The main objective of this study was to demonstrate a computational approach of global sensitivity analysis (GSA) integrated with functional principal component analysis (fPCA) for activated sludge models through aggregation of time-dependent model response patterns into time-independent coefficients of functional principal components (PCs). This proposed approach addresses the main issue of time-varying character of GSA indices when calculated solely on the time-dependent model outputs. The GSA-fPCA methodology was implemented using the rigorous model Activated Sludge Model No. 3 (ASM3) as case study. The approach transforms the time-dependent model outputs into functional PCs prior to calculation of GSA indices to remove the time-varying character of the calculated GSA indices. This work focused on the evaluation of the following key computational factors that may significantly influence the performance of the GSA-fPCA methodology: (a) model parameter sampling range, (b) model simulation period, (c) basis functions system, and (d) state of the system being modeled-batch or continuous activated sludge process. Results show that first few functional PCs capture up to 100% of the curve patterns in the time-dependent model outputs.

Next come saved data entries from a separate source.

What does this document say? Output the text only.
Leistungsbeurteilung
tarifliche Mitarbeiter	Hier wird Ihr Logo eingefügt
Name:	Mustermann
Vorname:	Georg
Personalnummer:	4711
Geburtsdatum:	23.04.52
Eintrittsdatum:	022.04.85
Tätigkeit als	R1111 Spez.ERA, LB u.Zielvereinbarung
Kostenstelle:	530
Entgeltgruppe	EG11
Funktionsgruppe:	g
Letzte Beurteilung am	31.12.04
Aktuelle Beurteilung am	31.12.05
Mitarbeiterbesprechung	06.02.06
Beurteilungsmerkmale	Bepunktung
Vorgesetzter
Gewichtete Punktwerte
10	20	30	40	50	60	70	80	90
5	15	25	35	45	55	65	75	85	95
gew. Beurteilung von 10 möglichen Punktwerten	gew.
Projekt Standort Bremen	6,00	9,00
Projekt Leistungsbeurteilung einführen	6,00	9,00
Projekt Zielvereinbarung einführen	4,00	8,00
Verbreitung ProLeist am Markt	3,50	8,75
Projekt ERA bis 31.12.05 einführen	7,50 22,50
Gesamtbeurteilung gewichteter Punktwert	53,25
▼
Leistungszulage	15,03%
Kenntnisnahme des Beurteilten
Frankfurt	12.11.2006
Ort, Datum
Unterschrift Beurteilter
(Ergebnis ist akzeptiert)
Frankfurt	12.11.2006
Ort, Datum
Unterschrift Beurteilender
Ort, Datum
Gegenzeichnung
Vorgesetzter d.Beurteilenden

The sensitivity indices calculated from the PC scores via Morris' GSA technique elucidated parameter sensitivity patterns inherent to the complex mathematical structure of ASM3. PRACTITIONER POINTS: Functional principal components-mediated GSA technique to remove time-varying character of sensitivity indices derived from time-dependent dynamical models. Technique amenable to improving efficiency of capturing response patterns into few functional principal components through various basis functions. Identifying priority parameters for ASM3 model calibration requires specification of target model outputs to which parameter sensitivities are calculated. GSA-fPCA offers a comprehensive numerical approach to manipulating models depending on the intended applications: simple fast-responding models to complex models.